As these examples show, Hansen’s raises and reraises are not dependent on having premium hands. Of the 850 hands he was dealt, only 22 were top-notch. But Hansen entered pots anyway, sometimes with “napkins,” and took what the table would give him. In all, he won an amazing 55 hands in the tournament uncontested.
The strategy carried through to post-flop play, where his aggression was based on simple math. Hansen knows most hands will not connect with the flop. He’ll likely win when his hand does connect. If his opponent connects and he doesn’t, he’ll likely lose. If both connect, there may be fireworks. But in the key fourth possibility, when neither connects, Hansen is likely to be the aggressor, showing that “nothing” is good enough if you’re willing to go after the pot.

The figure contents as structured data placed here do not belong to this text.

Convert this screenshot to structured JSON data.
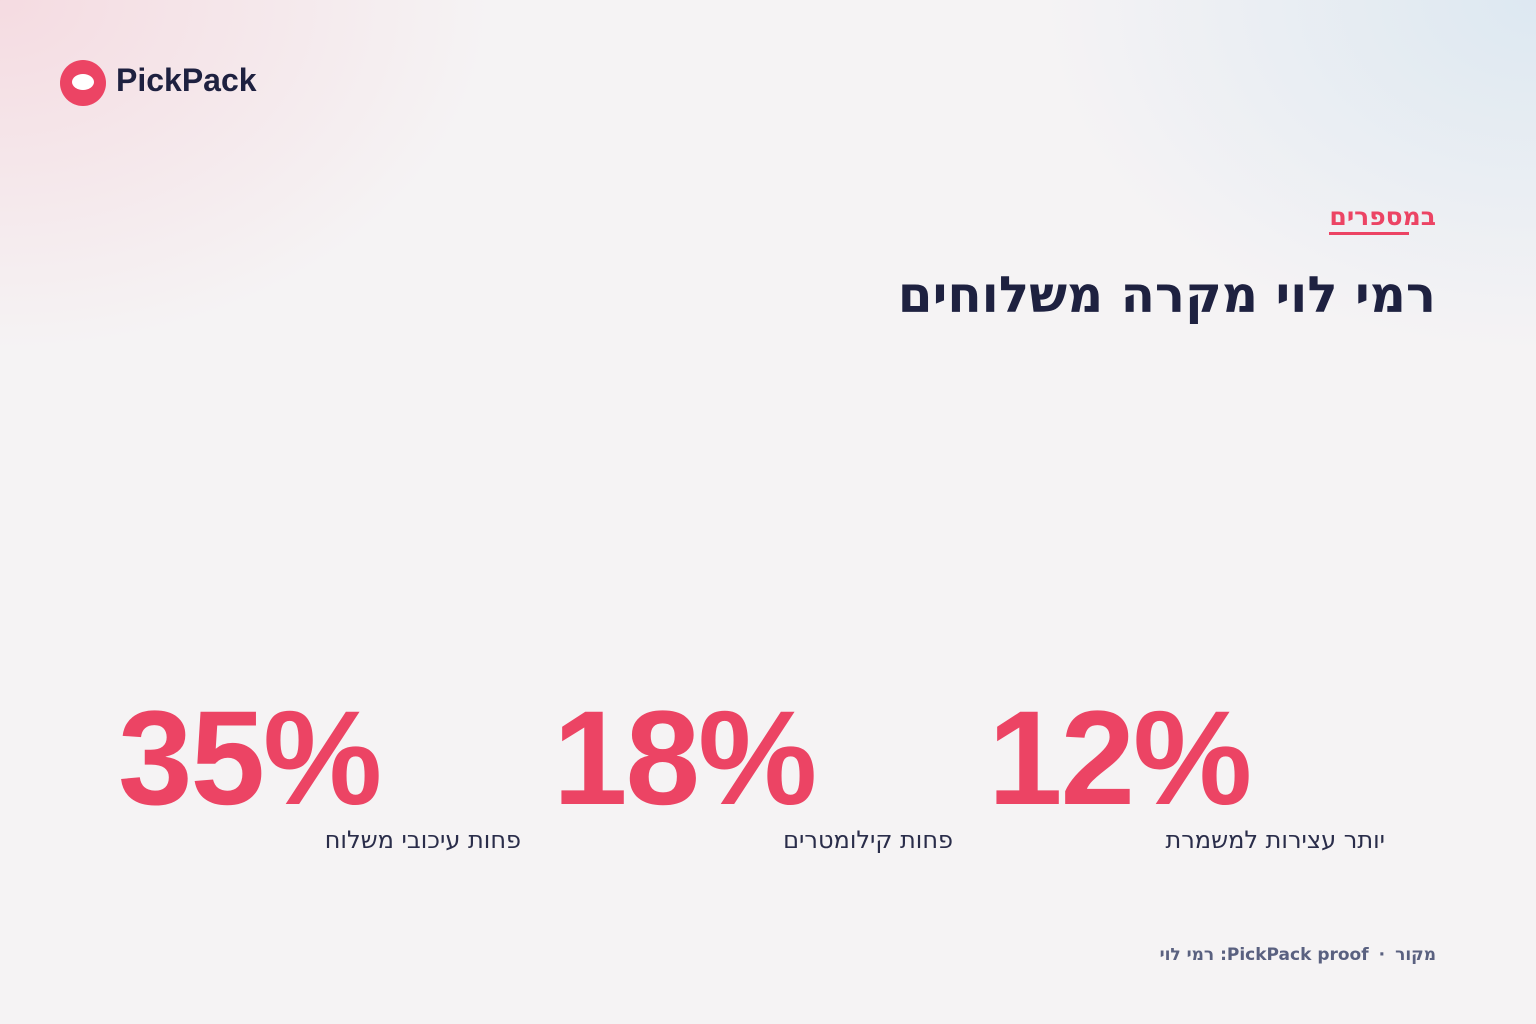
{
  "brand": {
    "name": "PickPack"
  },
  "header": {
    "eyebrow": "במספרים",
    "title": "רמי לוי מקרה משלוחים"
  },
  "stats": [
    {
      "value": "12%",
      "label": "יותר עצירות למשמרת"
    },
    {
      "value": "18%",
      "label": "פחות קילומטרים"
    },
    {
      "value": "35%",
      "label": "פחות עיכובי משלוח"
    }
  ],
  "footer": {
    "label": "מקור",
    "separator": "·",
    "source": "PickPack proof: רמי לוי"
  }
}
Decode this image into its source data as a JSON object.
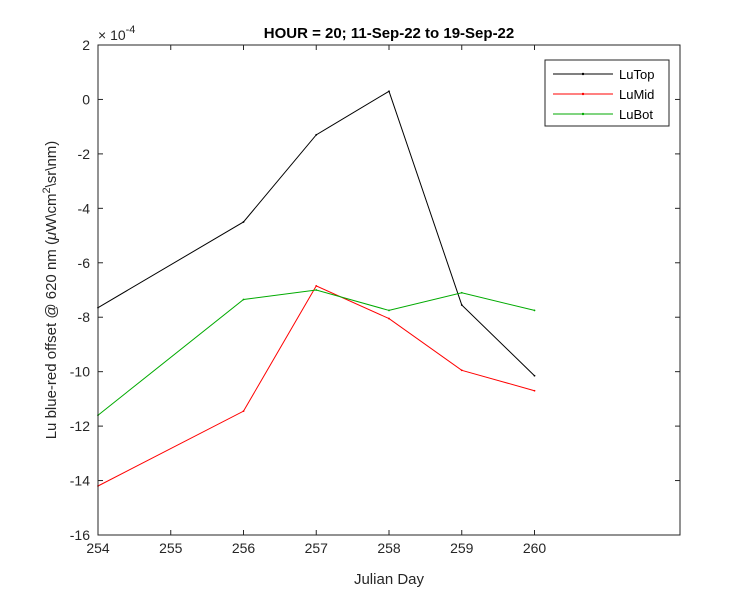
{
  "chart_data": {
    "type": "line",
    "title": "HOUR = 20; 11-Sep-22 to 19-Sep-22",
    "xlabel": "Julian Day",
    "ylabel_main": "Lu blue-red offset @ 620 nm (",
    "ylabel_mu": "μ",
    "ylabel_mid": "W\\cm",
    "ylabel_sup": "2",
    "ylabel_end": "\\sr\\nm)",
    "exponent_base": "× 10",
    "exponent_power": "-4",
    "xlim": [
      254,
      262
    ],
    "ylim": [
      -16,
      2
    ],
    "xticks": [
      "254",
      "255",
      "256",
      "257",
      "258",
      "259",
      "260"
    ],
    "yticks": [
      "-16",
      "-14",
      "-12",
      "-10",
      "-8",
      "-6",
      "-4",
      "-2",
      "0",
      "2"
    ],
    "grid": false,
    "legend_position": "top-right",
    "series": [
      {
        "name": "LuTop",
        "color": "#000000",
        "x": [
          254,
          256,
          257,
          258,
          259,
          260
        ],
        "y": [
          -7.65,
          -4.5,
          -1.3,
          0.3,
          -7.55,
          -10.15
        ]
      },
      {
        "name": "LuMid",
        "color": "#ff0000",
        "x": [
          254,
          256,
          257,
          258,
          259,
          260
        ],
        "y": [
          -14.2,
          -11.45,
          -6.85,
          -8.05,
          -9.95,
          -10.7
        ]
      },
      {
        "name": "LuBot",
        "color": "#00aa00",
        "x": [
          254,
          256,
          257,
          258,
          259,
          260
        ],
        "y": [
          -11.6,
          -7.35,
          -7.0,
          -7.75,
          -7.1,
          -7.75
        ]
      }
    ]
  }
}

It is the contested pots, however, that give the deepest look into the player’s thinking. Hansen helpfully indexes 21 crucial hands on his way to the championship. In one at the 6K-12K/2K level, starting with 807K chips, he open-raises with A6 offsuit to 39K and is called by Paul Wasicka in the big blind. On a flop of 8-7-5 rainbow, Wasicka checks, Hansen bets 52K and Wasicka raises all-in for 386K. Hansen goes to work breaking it down: “532,000 in the middle — 334,000 to call — 38.6 percent winning chance is what I need!” He then runs through 12 possible scenarios and calculates his winning chances against all of them. Needless to say, this kind of detailed analysis is not possible at the table, but as Hansen points out, making rough estimates on the fly is essential to winning poker. He puts Wasicka on everything from a set to a gutshot semi-bluff, calculating his winning chances at from 25 to 74 percent. In the end, he admits he has no clue what his opponent is holding, “but if I fold this hand and Mr. Wasicka shows me a total airball, I will definitely lose some momentum.” Hansen makes the call, and Wasicka flips over … well, I won’t spoil it.
Hansen’s run isn’t error-free, and he’s tough on himself when he goes wrong. There are missed bets, missed raises, bad reads, even one case where he didn’t realize he had the nut flush and nearly mucked his hand.
Through it all, he writes with a clear, casual style that threads the line between overly technical and overly chatty. The book closes with a section of statistics, including this stunner: Hansen limped only 19 times, a number he considers high. He also fired out continuation bets at just about his target rate, 80 percent. And he had all his chips in the middle only four times. The junk hands Hansen played (89 to be exact) are grouped in the category, “Don’t Try This at Home,” but the average player could do a lot worse than to pattern his play after one of the most thoughtful and successful tournament players around.